L'Allocation aux Adultes Handicapés
(A.A.H.) : elle est attribuée aux personnes
qui ont plus de 20 ans (ou 16 ans et qui ne sont
plus à charge) et moins de 60 ans. Ces
personnes doivent avoir une incapacité
permanente d'au moins 80%, ou comprise entre 50
et 80% et être reconnues inaptes au travail
par la Commission technique pour l'orientation
et le reclassement des handicapés (COTOREP).

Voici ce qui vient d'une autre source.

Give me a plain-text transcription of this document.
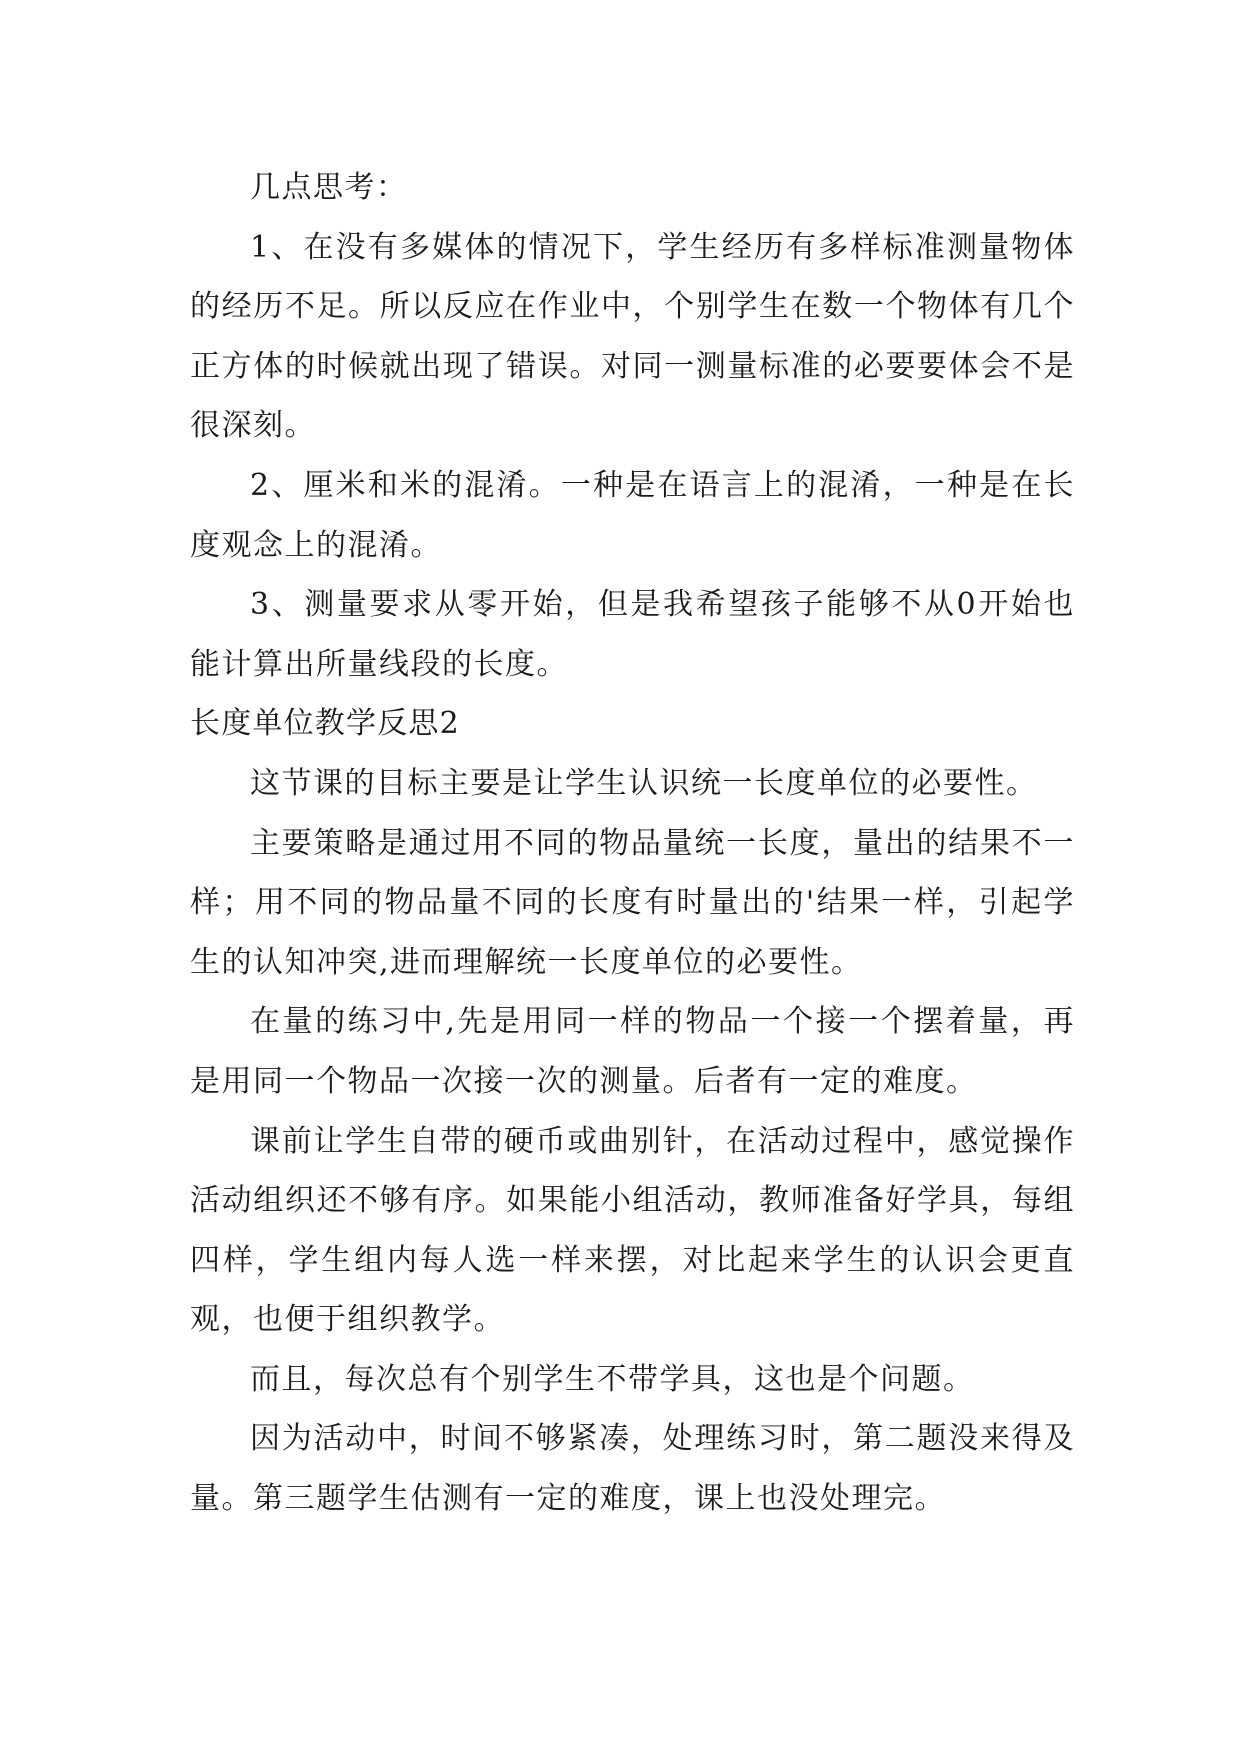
几点思考：

1、在没有多媒体的情况下，学生经历有多样标准测量物体的经历不足。所以反应在作业中，个别学生在数一个物体有几个正方体的时候就出现了错误。对同一测量标准的必要要体会不是很深刻。

2、厘米和米的混淆。一种是在语言上的混淆，一种是在长度观念上的混淆。

3、测量要求从零开始，但是我希望孩子能够不从0开始也能计算出所量线段的长度。

长度单位教学反思2

这节课的目标主要是让学生认识统一长度单位的必要性。

主要策略是通过用不同的物品量统一长度，量出的结果不一样；用不同的物品量不同的长度有时量出的'结果一样，引起学生的认知冲突,进而理解统一长度单位的必要性。

在量的练习中,先是用同一样的物品一个接一个摆着量，再是用同一个物品一次接一次的测量。后者有一定的难度。

课前让学生自带的硬币或曲别针，在活动过程中，感觉操作活动组织还不够有序。如果能小组活动，教师准备好学具，每组四样，学生组内每人选一样来摆，对比起来学生的认识会更直观，也便于组织教学。

而且，每次总有个别学生不带学具，这也是个问题。

因为活动中，时间不够紧凑，处理练习时，第二题没来得及量。第三题学生估测有一定的难度，课上也没处理完。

Elles ne doivent pas bénéficier
d'un avantage vieillesse, d'invalidité
ou d'une rente d'accident du travail d'un montant
supérieur à celui de l'AAH. Lorsque
cet avantage est d'un montant inférieur,
l'AAH est réduite du dit montant. Les personnes
ne doivent pas percevoir de ressource dépassant
le plafond annuel des ressources, soit 5 983,62
€ pour une personne seule. Le montant mensuel
de l'A.A.H. est de 529,15 € au 1er janvier
1998.
Allocation de Parent Isolé (A.P.I.)
: elle est attribuée aux personnes seules
pour assurer la prise en charge d'un ou plusieurs
enfants. Elle est également accordée
aux femmes seules célibataires qui attendent
un enfant. L'A.P.I. est versée jusqu'à
ce que le plus jeune des enfants ait atteint l'âge
de 3 ans. Au 1er janvier 2003, le montant mensuel
de l'A.P.I. est de 695,36 € pour le parent
seul avec un enfant et de 173,84 € par enfant
supplémentaire.
Revenu Minimum d'Insertion (R.M.I.) : il
s'adresse aux personnes ayant un niveau de ressources
qui ne leur permet pas de vivre correctement et
qui empêche toute action autonome d'insertion.
Ces personnes doivent avoir au moins 25 ans, 18
à 25 ans si elles ont au moins un enfant
à charge. L'ouverture du droit au R.M.I.
est subordonnée au fait que les ressources
du bénéficiaire doivent être
inférieures au montant du R.M.I. auquel
il peut prétendre, soit 389,10 € pour
une personne seule au 1er janvier 2000. Le R.M.I.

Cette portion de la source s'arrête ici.